Kamis, 09 Desember 2010

URGENSI PERGANTIAN KURIKULUM


Sebelum dibahas seberapa uergenkah pergantian kurikulum, perlu diketajui terlebih dahulu apa iyu kurikulum. J.Wiles dan J. Bondi menyebutkan “…The curriculum is a goal or a set of values, which are activated through a development for students. The degree to which those experiences are a true representation of the envisioned goal or goals is a direct function of the effectiveness of the curriculum development efforts. (Kurikulum ialah seperangkat nilai-nilai, yang digerakkan melalui suatu pengembangan proses kulminasi dalam pengalaman-pengalaman di kelas untuk murid-murid. Tingkat terhadap pengalaman tersebut merupakan suatu representasi yang benar terhadap cita-cita yang diimpikan ialah suatu fungsi langsung daripada efektivitas dari usaha-usaha pengembangan kurikulum)

Salah satu yang sering dikeluhkan saat ini oleh masyarakat dunia usaha selaku konsumen utama dunia usaha adalah ketidaksiapan lulusan dunia pendidikan untuk bersaing memasuki dunia kerja. Karena pendidikan di Indonesia masih banyak yang terpaku pada teori, banyak perbedaan yang muncul yang akan ditemui ketika berada di dunia usaha, bahkan termasuk dunia pendidikan itu sendiri sebagai konsumen alumni pendidikan keguruan.

Perubahan yang sangat cepat di bidang social, ekonomi, budaya, dan teknologi, telah membuat dunia pendidikan semakin tertinggal jauh di belakang. Pemerintah selaku penanggung jawab utama dunia pendidikan di Indonesia sepertinya menggunakan perubahan kurikulum sebagai alat untuk mengejar ketertinggalan tersebut. Ironisnya, perubahan kurikulum tersebut menjadi tidak ada artinya ketika dunia pendidikan itu sendiri sebenarnya belum siapa dengan perubahan tersebut. Menjadi lebih ironis lagi apabila tenyata perubahan yang ada ternyata tidak mempercepat langkah untuk mengejar ketertinggalan, tetapi hanya berputar di tempat yang malah menghabiskan energi saja.

Untuk melakukan perbaikan system pendidikan jangka panjang, perlu dilakukan pengkajian kembali terhadap kurikulum untuk meningkatkan relevansi antar proses pembelajaran dan tujuan pembelajaran, sehingga para lulusan sekolah benar-benar mempunyai kualifikasi yang diharapkan dan kreatif sehingga tidak hanya menjadi pencari kerja, serta tanggap terhadap perubahan yang sangat cepat di bidang social, ekonomi, budaya, dan teknologi sehingga mampu menjadi pembuat peluang kerja.

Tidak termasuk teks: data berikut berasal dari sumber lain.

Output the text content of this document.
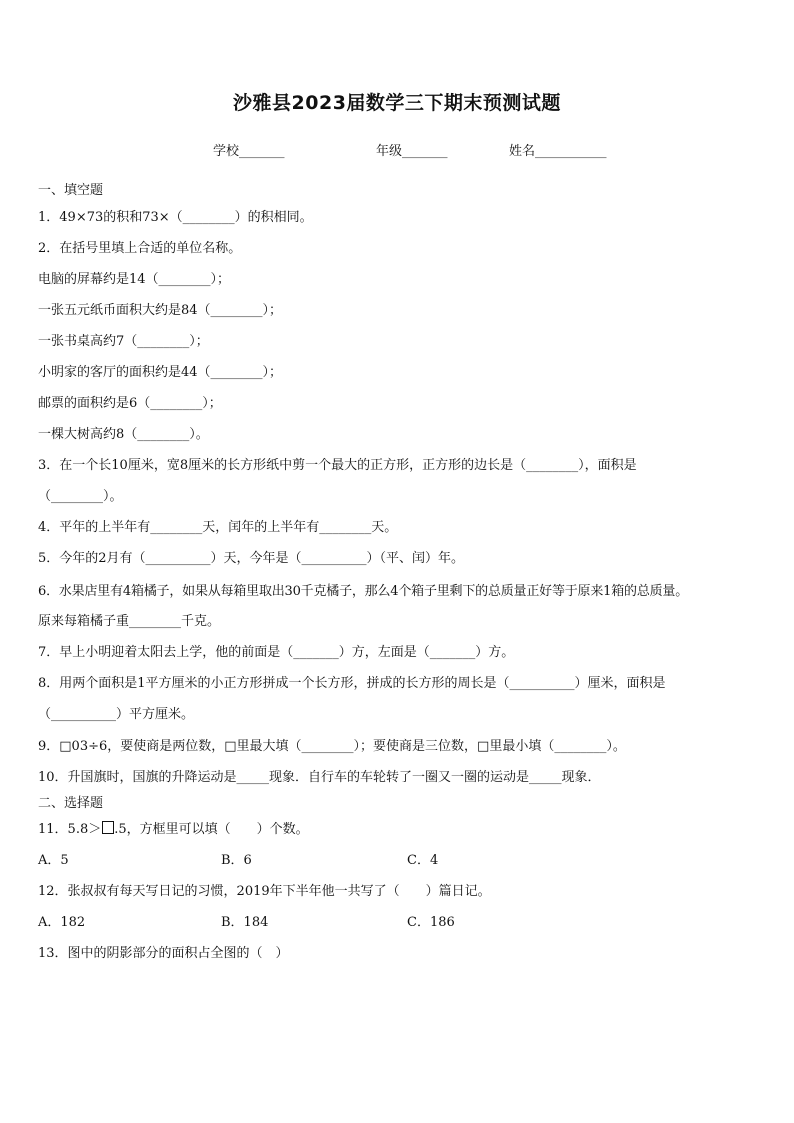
沙雅县2023届数学三下期末预测试题
学校_______	年级_______	姓名___________
一、填空题
1．49×73的积和73×（________）的积相同。
2．在括号里填上合适的单位名称。
电脑的屏幕约是14（________）；
一张五元纸币面积大约是84（________）；
一张书桌高约7（________）；
小明家的客厅的面积约是44（________）；
邮票的面积约是6（________）；
一棵大树高约8（________）。
3．在一个长10厘米，宽8厘米的长方形纸中剪一个最大的正方形，正方形的边长是（________），面积是
（________）。
4．平年的上半年有________天，闰年的上半年有________天。
5．今年的2月有（__________）天，今年是（__________）（平、闰）年。
6．水果店里有4箱橘子，如果从每箱里取出30千克橘子，那么4个箱子里剩下的总质量正好等于原来1箱的总质量。
原来每箱橘子重________千克。
7．早上小明迎着太阳去上学，他的前面是（_______）方，左面是（_______）方。
8．用两个面积是1平方厘米的小正方形拼成一个长方形，拼成的长方形的周长是（__________）厘米，面积是
（__________）平方厘米。
9．□03÷6，要使商是两位数，□里最大填（________）；要使商是三位数，□里最小填（________）。
10．升国旗时，国旗的升降运动是_____现象．自行车的车轮转了一圈又一圈的运动是_____现象．
二、选择题
11．5.8＞ .5，方框里可以填（　　）个数。
A．5	B．6	C．4
12．张叔叔有每天写日记的习惯，2019年下半年他一共写了（　　）篇日记。
A．182	B．184	C．186
13．图中的阴影部分的面积占全图的（　）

Seberapa pentingkah perubahan kurikulum di Indonesia???

Jawaban dari pertanyaan di atas bukan sekedar penting atau tidak penting, tetapi bagaimana perubahan yang diperlukan dan tidak diperlukan bias diurai terlebih dahulu dengan jernih. Tidak semua perubahan dibutuhkan oleh dunia pendidikan, palig tidak untuk jangka waktu tertentu, karena ada beberapa hal yang tidak akan berubah dalam sekejap mata, seperti sejarah, matematika, etika, dan lain-lain. Sejarah adalah yang terjadi di masa lalu, dan hanya perisiwa yang pantas dikenang saja yang patut dipelajari dalam sejarah, oleh karena itu adalah tidak mungkin jika materi pendidikan sejarah harus berubah dalam jangka waktu 5 atau 10 tahun. Begitu juga dengan subjek ajar yang lain. Bahkan jika ada perubahan, hal tersebut belum tentu cukup untuk menjadi alasan untuk mengadakan perubahan kurikulum.

Memang ilmu pengetahuan selalu berkembang, kejadian yang fenomenal dan mengguncangkan dunia juga selalu muncul, penemuan-penemuan baru selalu ada, tetapi hal tersebut tidaklah langsung menafikan hal-hal atau pengetahuan lama. Ketika muncul sesuatu yang baru, bukan berari yang lama adalah tidak benar atau tidak berguna sama sekali, sehingga perlu dicoret dari buku. Yang dibutuhkan sekarang ini adalah kurikulum yang mampu mempersiapkan peserta didik agar mereka siap menghadapi perubahan ketika mereka menyelesaikan pendidikannya dan mereka juga memiliki pengetahuan yang layak untuk memasuki jenjang pendidikan selanjutnya atau ketika memasuki dunia kerja atau mampu membuat anak siap menghadapi kenyataan ketika ternyata tidak dapat melanjutkan ke jenjang pendidikan selanjutnya.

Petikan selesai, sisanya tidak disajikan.